Rheinland-Pfalz fordert weiterhin erleichterten Zugang zum Arbeitsmarkt für Arbeitskräfte aus Westbalkanstaaten

Die Rheinland-pfälzische Landesregierung an eine Bundesratsinitiative auf den Weg gebracht, die es Staatsangehörigen aus den Ländern des Westbalkan weiterhin ermöglichen soll, erleichtert Zugang zum deutschen Arbeitsmarkt zu erhalten.

Seit 2015 können Staatsangehörige aus Albanien, Bosnien und Herzegowina, Kosovo, Montenegro, Nordmazedonien und Serbien können nach Deutschland kommen und hier arbeiten, auch wenn sie keine formale Qualifikation als Fachkräfte nachweisen können. Voraussetzung ist der Nachweis eines konkreten und verbindlichen Arbeits- oder Ausbildungsangebotes. Diese sogenannte Westbalkanregelung, die im Oktober 2015 eingeführt wurde, um die Asylmigration aus diesen Ländern einzudämmen, ist befristet und läuft zum 31. Dezember 2020 aus. Die Landesregierung setzt sich dafür ein, dass diese Regelung entfristet wird.

 

Mit der Bundesratsinitiative legt Rheinland-Pfalz einen Entwurf zur Änderung der Beschäftigungsverordnung vor, der die erforderlichen rechtlichen Voraussetzungen schafft, damit Menschen aus den Westbalkanstaaten weiterhin nach Deutschland kommen können, um hier dauerhaft zu arbeiten.

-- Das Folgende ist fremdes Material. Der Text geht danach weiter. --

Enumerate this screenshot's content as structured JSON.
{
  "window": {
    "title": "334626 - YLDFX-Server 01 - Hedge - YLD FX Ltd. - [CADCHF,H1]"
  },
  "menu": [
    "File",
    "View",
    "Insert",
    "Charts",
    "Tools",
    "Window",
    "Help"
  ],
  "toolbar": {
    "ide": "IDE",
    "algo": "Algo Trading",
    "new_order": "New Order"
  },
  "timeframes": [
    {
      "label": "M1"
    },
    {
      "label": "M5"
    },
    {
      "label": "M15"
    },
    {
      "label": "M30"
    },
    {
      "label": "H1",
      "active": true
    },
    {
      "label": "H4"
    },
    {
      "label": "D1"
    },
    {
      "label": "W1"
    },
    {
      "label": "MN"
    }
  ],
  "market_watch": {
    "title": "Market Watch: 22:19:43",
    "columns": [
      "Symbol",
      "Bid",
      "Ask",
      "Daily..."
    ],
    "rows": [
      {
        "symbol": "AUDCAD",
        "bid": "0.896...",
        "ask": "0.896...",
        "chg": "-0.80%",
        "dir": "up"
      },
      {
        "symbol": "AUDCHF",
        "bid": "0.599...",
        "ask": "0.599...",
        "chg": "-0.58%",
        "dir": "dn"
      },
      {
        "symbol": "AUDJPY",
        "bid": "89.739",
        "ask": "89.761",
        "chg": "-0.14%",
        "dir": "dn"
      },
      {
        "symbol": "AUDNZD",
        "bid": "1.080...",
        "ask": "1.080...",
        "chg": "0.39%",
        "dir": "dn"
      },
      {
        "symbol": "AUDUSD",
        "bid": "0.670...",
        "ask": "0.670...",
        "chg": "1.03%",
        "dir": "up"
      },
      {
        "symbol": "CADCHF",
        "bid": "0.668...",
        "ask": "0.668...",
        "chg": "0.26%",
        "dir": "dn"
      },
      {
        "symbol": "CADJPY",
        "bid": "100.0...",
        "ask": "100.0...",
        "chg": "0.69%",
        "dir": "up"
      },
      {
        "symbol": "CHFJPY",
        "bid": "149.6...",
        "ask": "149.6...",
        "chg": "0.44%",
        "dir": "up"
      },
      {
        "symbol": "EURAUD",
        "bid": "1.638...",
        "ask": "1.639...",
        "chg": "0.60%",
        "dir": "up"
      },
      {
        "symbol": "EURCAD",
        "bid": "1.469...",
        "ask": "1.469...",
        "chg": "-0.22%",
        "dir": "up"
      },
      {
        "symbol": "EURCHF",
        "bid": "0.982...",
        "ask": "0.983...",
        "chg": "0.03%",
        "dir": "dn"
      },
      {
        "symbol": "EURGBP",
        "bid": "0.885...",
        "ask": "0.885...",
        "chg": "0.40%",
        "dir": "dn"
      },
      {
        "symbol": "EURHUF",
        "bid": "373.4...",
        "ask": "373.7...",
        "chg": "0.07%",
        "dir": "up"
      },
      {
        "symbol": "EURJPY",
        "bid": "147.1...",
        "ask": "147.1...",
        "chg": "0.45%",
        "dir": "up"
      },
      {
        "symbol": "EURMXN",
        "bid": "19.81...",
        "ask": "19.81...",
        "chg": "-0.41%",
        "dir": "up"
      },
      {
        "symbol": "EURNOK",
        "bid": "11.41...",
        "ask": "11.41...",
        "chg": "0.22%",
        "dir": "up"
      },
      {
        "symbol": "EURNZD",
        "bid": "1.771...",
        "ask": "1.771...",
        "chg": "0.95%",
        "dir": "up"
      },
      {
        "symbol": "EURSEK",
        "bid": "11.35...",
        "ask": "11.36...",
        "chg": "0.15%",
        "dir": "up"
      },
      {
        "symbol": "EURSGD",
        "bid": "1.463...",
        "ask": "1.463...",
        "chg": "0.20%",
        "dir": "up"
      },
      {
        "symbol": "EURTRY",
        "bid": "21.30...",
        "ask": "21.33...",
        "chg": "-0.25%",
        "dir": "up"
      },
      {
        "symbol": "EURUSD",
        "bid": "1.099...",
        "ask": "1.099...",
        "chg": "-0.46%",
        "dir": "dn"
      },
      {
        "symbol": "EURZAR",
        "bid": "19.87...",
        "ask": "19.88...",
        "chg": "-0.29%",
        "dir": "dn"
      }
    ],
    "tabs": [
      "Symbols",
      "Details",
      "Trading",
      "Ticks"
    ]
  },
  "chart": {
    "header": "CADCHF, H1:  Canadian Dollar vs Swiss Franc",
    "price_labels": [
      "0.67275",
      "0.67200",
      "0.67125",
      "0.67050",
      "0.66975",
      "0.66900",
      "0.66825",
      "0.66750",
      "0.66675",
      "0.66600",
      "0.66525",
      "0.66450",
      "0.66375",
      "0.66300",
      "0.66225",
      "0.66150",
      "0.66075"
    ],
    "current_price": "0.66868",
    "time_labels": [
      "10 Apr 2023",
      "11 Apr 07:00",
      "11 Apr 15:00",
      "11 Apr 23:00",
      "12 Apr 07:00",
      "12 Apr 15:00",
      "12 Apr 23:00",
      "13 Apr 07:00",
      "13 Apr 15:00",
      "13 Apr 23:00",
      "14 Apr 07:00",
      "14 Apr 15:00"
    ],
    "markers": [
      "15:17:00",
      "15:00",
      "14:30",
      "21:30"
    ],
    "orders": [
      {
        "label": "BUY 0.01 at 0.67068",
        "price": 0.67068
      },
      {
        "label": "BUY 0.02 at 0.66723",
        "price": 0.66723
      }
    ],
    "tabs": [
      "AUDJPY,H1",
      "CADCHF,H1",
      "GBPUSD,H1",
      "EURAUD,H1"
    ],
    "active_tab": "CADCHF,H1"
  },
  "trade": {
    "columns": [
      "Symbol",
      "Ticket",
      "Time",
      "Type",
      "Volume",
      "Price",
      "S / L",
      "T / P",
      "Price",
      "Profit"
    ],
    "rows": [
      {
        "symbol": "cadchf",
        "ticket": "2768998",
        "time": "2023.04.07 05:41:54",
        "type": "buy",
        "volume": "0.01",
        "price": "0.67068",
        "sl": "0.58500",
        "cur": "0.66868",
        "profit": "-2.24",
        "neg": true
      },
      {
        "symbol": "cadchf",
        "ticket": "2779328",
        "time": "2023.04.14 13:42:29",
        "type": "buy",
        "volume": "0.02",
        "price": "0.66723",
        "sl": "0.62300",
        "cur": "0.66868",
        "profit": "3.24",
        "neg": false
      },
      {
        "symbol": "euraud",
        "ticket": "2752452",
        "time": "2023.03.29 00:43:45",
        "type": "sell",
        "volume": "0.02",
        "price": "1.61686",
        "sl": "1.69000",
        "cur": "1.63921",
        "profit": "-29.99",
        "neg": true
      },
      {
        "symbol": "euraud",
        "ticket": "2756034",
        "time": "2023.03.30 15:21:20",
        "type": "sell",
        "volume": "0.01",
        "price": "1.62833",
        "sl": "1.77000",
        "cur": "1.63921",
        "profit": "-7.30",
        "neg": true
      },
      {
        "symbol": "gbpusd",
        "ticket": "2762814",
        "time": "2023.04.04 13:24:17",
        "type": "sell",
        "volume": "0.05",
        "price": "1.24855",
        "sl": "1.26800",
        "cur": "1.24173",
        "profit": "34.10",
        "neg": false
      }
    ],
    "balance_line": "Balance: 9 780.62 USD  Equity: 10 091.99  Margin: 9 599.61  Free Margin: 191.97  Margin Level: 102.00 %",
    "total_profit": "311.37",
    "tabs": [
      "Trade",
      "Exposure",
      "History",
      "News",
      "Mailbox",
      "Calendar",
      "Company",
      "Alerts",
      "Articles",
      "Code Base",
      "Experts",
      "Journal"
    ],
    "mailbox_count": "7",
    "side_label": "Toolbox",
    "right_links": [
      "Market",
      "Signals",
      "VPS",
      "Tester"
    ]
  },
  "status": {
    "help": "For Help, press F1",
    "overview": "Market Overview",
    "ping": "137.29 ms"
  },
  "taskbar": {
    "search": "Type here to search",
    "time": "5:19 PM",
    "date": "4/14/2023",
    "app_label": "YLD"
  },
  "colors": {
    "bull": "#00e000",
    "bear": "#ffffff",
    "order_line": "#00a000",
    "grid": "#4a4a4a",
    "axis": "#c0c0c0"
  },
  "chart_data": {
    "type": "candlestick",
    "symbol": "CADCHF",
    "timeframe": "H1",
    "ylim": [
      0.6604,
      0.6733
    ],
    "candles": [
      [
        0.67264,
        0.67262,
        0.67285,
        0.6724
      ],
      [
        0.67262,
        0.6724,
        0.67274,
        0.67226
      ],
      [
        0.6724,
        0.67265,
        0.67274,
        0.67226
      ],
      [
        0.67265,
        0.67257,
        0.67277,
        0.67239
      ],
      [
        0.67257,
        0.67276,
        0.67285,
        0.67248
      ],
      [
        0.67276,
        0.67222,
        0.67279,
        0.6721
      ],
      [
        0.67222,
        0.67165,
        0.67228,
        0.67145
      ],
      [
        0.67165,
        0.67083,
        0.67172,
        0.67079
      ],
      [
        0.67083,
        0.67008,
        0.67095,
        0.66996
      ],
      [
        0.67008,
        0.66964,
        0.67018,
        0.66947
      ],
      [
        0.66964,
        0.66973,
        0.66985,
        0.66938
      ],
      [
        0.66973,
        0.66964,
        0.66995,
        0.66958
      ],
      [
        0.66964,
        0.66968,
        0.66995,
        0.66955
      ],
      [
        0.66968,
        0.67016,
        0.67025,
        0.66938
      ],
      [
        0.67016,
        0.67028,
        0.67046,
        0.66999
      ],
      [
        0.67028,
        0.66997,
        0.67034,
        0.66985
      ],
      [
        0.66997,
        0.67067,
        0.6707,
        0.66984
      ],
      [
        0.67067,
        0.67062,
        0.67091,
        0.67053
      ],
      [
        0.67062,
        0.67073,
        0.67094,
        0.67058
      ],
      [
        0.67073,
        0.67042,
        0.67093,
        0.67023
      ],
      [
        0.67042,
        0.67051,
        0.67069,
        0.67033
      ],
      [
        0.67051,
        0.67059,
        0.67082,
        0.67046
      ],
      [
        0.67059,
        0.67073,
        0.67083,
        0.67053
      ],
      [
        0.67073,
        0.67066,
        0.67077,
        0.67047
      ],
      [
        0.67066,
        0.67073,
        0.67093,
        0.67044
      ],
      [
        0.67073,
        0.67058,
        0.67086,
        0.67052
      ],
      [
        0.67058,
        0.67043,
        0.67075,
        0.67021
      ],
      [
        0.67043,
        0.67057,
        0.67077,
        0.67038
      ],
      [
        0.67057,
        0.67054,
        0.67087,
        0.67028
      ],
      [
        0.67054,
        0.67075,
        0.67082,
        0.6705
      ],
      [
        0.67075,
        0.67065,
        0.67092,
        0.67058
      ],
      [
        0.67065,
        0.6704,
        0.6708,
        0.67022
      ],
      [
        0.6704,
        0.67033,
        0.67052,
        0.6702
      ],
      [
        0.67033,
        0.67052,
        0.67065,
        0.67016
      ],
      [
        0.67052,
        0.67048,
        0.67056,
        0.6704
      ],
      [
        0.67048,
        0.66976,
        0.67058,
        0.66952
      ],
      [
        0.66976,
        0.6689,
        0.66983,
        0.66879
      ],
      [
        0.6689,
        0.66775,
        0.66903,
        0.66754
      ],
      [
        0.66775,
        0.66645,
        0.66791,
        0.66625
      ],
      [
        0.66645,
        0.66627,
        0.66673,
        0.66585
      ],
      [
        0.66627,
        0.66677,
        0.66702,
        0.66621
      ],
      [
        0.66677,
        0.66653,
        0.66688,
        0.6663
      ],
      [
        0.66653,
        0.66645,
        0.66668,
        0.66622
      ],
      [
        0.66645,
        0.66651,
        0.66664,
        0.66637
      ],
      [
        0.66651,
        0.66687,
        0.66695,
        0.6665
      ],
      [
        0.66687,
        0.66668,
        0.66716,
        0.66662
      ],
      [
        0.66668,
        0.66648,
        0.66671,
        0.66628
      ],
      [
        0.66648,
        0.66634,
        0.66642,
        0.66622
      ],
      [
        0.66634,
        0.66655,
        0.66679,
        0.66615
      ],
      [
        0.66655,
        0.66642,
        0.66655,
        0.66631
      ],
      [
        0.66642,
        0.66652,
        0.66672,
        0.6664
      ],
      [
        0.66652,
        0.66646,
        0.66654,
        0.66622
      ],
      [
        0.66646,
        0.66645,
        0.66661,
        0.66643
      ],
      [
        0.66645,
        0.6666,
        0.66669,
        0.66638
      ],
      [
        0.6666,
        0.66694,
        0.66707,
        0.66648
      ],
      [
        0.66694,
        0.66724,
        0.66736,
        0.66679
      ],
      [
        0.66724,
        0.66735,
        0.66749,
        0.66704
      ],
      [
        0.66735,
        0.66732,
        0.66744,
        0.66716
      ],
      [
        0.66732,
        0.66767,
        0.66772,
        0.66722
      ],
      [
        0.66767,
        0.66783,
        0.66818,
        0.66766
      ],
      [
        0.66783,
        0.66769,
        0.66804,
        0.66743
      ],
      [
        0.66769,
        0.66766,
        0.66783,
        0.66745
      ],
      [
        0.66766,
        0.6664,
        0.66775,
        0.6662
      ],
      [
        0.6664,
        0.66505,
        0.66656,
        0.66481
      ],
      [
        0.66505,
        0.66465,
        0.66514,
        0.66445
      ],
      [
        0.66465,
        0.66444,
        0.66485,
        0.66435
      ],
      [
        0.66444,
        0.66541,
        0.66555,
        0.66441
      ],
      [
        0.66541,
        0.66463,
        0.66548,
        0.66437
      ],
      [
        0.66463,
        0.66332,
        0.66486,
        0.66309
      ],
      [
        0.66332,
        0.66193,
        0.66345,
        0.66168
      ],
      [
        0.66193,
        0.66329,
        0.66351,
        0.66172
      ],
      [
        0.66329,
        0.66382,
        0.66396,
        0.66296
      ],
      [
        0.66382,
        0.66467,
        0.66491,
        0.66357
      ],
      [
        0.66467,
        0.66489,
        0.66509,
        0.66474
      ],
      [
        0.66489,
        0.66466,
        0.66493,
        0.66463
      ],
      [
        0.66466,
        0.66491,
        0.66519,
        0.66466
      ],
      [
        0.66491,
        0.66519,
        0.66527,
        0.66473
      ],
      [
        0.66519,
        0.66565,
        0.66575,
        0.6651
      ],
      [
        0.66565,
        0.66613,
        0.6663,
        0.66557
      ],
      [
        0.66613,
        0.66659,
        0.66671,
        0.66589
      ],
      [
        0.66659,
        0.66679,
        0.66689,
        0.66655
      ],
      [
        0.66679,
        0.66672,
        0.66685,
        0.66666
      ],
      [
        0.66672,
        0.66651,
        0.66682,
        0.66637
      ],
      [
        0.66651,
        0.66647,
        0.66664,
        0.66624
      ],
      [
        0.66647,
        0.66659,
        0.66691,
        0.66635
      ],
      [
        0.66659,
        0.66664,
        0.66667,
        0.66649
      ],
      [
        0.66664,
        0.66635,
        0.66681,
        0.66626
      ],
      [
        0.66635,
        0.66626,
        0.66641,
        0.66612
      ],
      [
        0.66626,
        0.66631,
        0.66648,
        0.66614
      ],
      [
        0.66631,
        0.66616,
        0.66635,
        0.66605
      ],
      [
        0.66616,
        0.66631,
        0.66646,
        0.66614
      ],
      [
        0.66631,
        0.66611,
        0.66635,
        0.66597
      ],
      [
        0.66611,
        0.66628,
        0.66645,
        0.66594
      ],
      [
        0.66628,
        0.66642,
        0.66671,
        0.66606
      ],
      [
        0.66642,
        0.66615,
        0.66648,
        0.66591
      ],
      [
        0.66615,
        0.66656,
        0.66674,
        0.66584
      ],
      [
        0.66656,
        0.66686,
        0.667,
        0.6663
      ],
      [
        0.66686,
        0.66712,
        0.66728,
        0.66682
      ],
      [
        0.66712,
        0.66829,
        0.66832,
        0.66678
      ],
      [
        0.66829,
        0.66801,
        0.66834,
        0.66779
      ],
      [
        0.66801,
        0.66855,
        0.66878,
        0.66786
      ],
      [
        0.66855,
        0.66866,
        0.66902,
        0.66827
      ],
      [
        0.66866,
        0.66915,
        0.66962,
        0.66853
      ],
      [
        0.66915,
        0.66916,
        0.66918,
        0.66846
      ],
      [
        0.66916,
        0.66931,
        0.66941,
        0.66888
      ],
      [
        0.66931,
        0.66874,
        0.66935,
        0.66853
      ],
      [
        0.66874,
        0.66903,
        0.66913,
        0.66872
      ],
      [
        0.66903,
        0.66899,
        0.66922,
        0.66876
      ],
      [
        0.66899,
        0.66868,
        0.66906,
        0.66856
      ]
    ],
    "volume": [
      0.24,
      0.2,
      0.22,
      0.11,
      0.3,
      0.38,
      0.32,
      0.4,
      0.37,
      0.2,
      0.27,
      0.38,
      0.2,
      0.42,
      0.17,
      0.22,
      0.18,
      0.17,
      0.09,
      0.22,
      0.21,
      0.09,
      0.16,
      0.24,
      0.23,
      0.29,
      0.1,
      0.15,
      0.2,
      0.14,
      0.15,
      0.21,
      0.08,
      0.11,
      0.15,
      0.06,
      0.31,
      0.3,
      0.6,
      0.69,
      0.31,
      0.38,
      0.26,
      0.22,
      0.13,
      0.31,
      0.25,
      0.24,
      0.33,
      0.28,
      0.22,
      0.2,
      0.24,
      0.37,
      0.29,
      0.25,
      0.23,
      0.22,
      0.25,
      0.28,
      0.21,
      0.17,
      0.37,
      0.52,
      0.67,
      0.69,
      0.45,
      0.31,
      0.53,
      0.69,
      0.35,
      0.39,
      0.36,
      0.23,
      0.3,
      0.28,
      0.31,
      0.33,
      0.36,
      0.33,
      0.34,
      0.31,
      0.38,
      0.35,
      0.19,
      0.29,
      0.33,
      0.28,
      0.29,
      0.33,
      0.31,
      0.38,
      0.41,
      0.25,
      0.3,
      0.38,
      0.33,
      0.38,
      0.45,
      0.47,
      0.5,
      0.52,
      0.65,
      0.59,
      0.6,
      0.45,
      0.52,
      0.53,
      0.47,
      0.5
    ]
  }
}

Nach Auffassung der Landesregierung hat sich die Regelung als Instrument einer gesteuerten Arbeitsmigration in der Praxis bewährt. Bestätigt wird die Landesregierung durch eine Studie des Instituts für Arbeitsmarkt- und Berufsforschung (IAB). Das IAB kommt dabei zu einem äußerst positiven Ergebnis.  Es kommen ganz überwiegend junge qualifizierte Personen mit beruflichen Ausbildungen, betrieblichen Erfahrungen oder Hochschulabschlüssen nach Deutschland.

Auch unter dem Eindruck der Corona-Krise hat sich die Wirtschaft ausdrücklich für eine Beibehaltung der Regelung ausgesprochen, da in bestimmten Bereichen – wie zum Beispiel im Baugewerbe – weiterhin ein Arbeitskräftebedarf besteht. Gleiches gilt auch für Gesundheitsberufe. Durch die Vorrangprüfung und die Prüfung der Arbeitsbedingungen durch die Bundesagentur für Arbeit wird sichergestellt, dass sich keine negativen Auswirkungen für den Arbeitsmarkt und bevorrechtige Arbeitnehmerinnen und Arbeitnehmer ergeben.

Der Verordnungsentwurf  wird am 18. September in den Bundesrat eingebracht und anschließend in den Fachausschüssen beraten.